While listening to KPFK online I heard mention of a Global Green Deal (GGD). Making the reference was democratic presidential contender Dennis Kucinich. To be honest this was my first introduction the GGD, having believed the Green Party was a global attempt to bring about environmentally responsible governance in the international marketplace of ideas. So you can imagine my curiosity when the congressman stated his support for Green Party ideals.

Going online, I decided to search out the any and all references to the GGD. Sure enough, near the top of the list, was a link to the Dennis Kucinich campaign website. On this site, as in his speaking engagements, Kucinich says he will " initiate a "Global Green Deal" for renewable energy, to provide jobs at home, increase our independence from foreign oil, and aid developing nations with cheap, dependable, renewable energy technologies like wind and solar power."

My Kucinich also states, as president, he would reverse the course on most Bush Administration policies as well as supporting the Kyoto Protocol.

This is all well and good. And need I say, severely needed. What strikes me as odd however is the complete vacuum Mr. Kucinich seems to be living in. Has he never heard of the Green Party? Environmental policy based in ecological wisdom is one of the four pillars on which the Green Party foundation has developed an international political movement. For decades the Green Party has been calling for global environmental cooperation and restraint. And for decades the Republican/Democrat duopoly has done its best to undermine any legitimate attempts by those not beholding to corporate profiteers, to advance sound and sustainable environmental policy.

In no way should my commentary regarding the greening of the Democratic Party be seen as a criticism, it's not, far from it. Who knows, when the Democrats nominate their usual business as usual candidate Mr. Kucinich will get a clue, thereby completing his conversion, and join the Green Party. Personally I know quite a few Greens who have registered Democrat just so they can vote for Congressman Kucinich in the Democratic primaries. Of course they will reregister enabling their Green vote to be counted in the fall of 2004.

My web search also introduced me to the author who first purposed the Global Green Deal. Featured in Time Magazine's Earth Day 2000 issue, Mark Hertsgaard proposed the idea in an article of the same name. Hertsgaard's green deal envisions environmental restoration being "the biggest economic enterprise of our time, a huge source of jobs, profits and poverty alleviation." Using market incentives and government leadership, the Global Green Deal would do for environmental technologies what government currently does for polluting and resource reducing industries.

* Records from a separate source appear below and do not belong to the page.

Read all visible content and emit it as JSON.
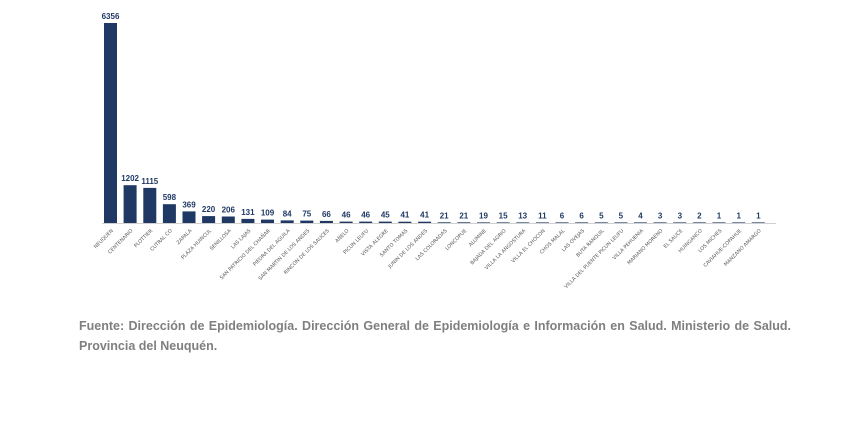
{
  "chart_data": {
    "type": "bar",
    "title": "",
    "xlabel": "",
    "ylabel": "",
    "ylim": [
      0,
      6356
    ],
    "grid": false,
    "legend": "none",
    "categories": [
      "NEUQUEN",
      "CENTENARIO",
      "PLOTTIER",
      "CUTRAL CO",
      "ZAPALA",
      "PLAZA HUINCUL",
      "SENILLOSA",
      "LAS LAJAS",
      "SAN PATRICIO DEL CHAÑAR",
      "PIEDRA DEL AGUILA",
      "SAN MARTIN DE LOS ANDES",
      "RINCON DE LOS SAUCES",
      "AÑELO",
      "PICUN LEUFU",
      "VISTA ALEGRE",
      "SANTO TOMAS",
      "JUNIN DE LOS ANDES",
      "LAS COLORADAS",
      "LONCOPUE",
      "ALUMINE",
      "BAJADA DEL AGRIO",
      "VILLA LA ANGOSTURA",
      "VILLA EL CHOCON",
      "CHOS MALAL",
      "LAS OVEJAS",
      "BUTA RANQUIL",
      "VILLA DEL PUENTE PICUN LEUFU",
      "VILLA PEHUENIA",
      "MARIANO MORENO",
      "EL SAUCE",
      "HUINGANCO",
      "LOS MICHES",
      "CAVIAHUE-COPAHUE",
      "MANZANO AMARGO"
    ],
    "values": [
      6356,
      1202,
      1115,
      598,
      369,
      220,
      206,
      131,
      109,
      84,
      75,
      66,
      46,
      46,
      45,
      41,
      41,
      21,
      21,
      19,
      15,
      13,
      11,
      6,
      6,
      5,
      5,
      4,
      3,
      3,
      2,
      1,
      1,
      1
    ]
  },
  "source_note": "Fuente: Dirección de Epidemiología. Dirección General de Epidemiología e Información en Salud. Ministerio de Salud. Provincia del Neuquén."
}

Kudos to Mr. Kucinich for picking up on the idea of a Global Green Deal and bringing ecological sustainability to the presidential debate.

As the United States stumbles deeper into debt and foreign intrigue, voters need to hear from every candidate how they plan to restore the decades of environmental policy eviscerated by the Bush Administration. Candidates from every political party should go on record as well. The era of ecological neglect is coming to an end.

The mismanagement of the environment and the blatant disregard of biological reality on the part of the Bush Administration guarantee ecological responsibility will be front and center in the 2004 Presidential election.

Discussing the Global Green Deal is a great way to begin the debate. Mr. Kucinich has raised the issue; the question now is will the other democratic candidates rise to the occasion.

Welcome to the Green Party Mr. Kucinich.